Raising children is an enormously challenging endeavor, under the best of circumstances. Human beings are complicated creatures. Abuse adds dark forces to the mix. It shapes us as children and impacts the parents we become.
Parents attempt to model the behavior they want their children to adopt; strive to give their children the things they, themselves, never had.
If we are to raise sons who do not abuse the women in their lives, we must – first and foremost – protect them against exposure to abusive men . By this I mean not only men who might molest them, but men who treat us (and them) badly.
Consciously and unconsciously, boys take their cues from the men in the lives. This is only natural. It is not to say, however, that we as their mothers have no influence. We have tremendous influence, not only through what we say but what we do.
Children are observant. They watch us closely. They see how we react under pressure, see the choices we make in our own lives. And they seek to imitate us.
The example we set is important. When we submit to abuse, we teach our sons – however inadvertently – that abuse is acceptable. When we tolerate abuse by men in the public eye, we teach our sons that women are not worthy of respect.
“Woe to those who lie on beds of ivory and stretch themselves out on their couches…who sing idle songs to the sound of the harp…who drink wine in bowls and anoint themselves with the finest oils, but are not grieved over the ruin of Joseph!” (Amos 6: 4-6).

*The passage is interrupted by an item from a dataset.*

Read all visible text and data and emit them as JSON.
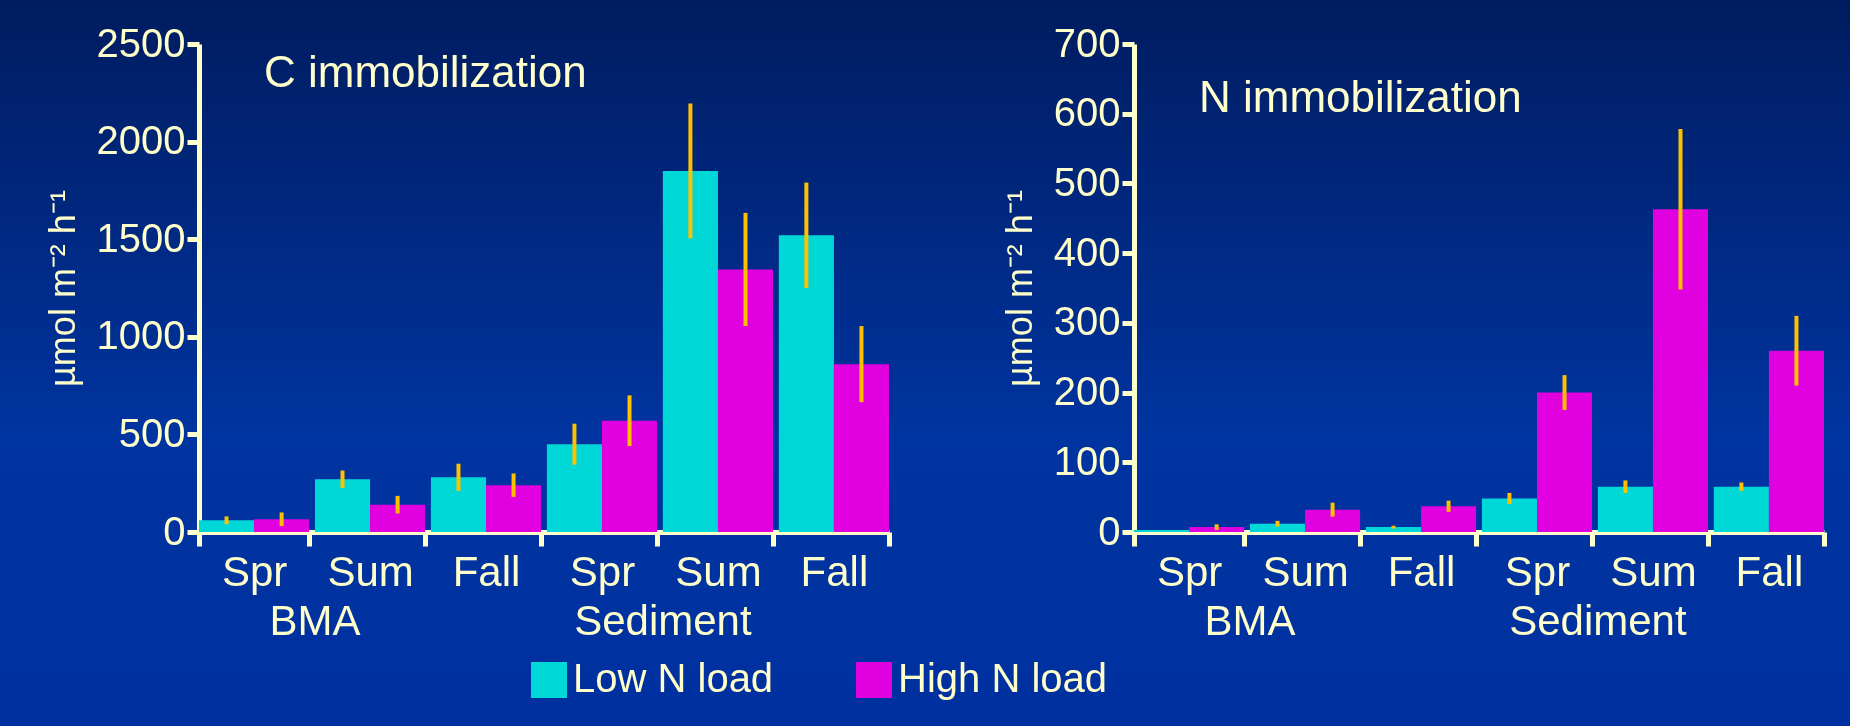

The politicians involved in tawdry sex scandals; the men in power who harass and assault women as a matter of course; the athletes who treat women as playthings; the men who commit date rape, who view quaaludes and rohypnol as expedient means to an end; the college students who consider themselves entitled to sex with blindly intoxicated coeds; the men who cheat regularly on their wives (not to mention those who batter the women in their lives to death) were all once boys.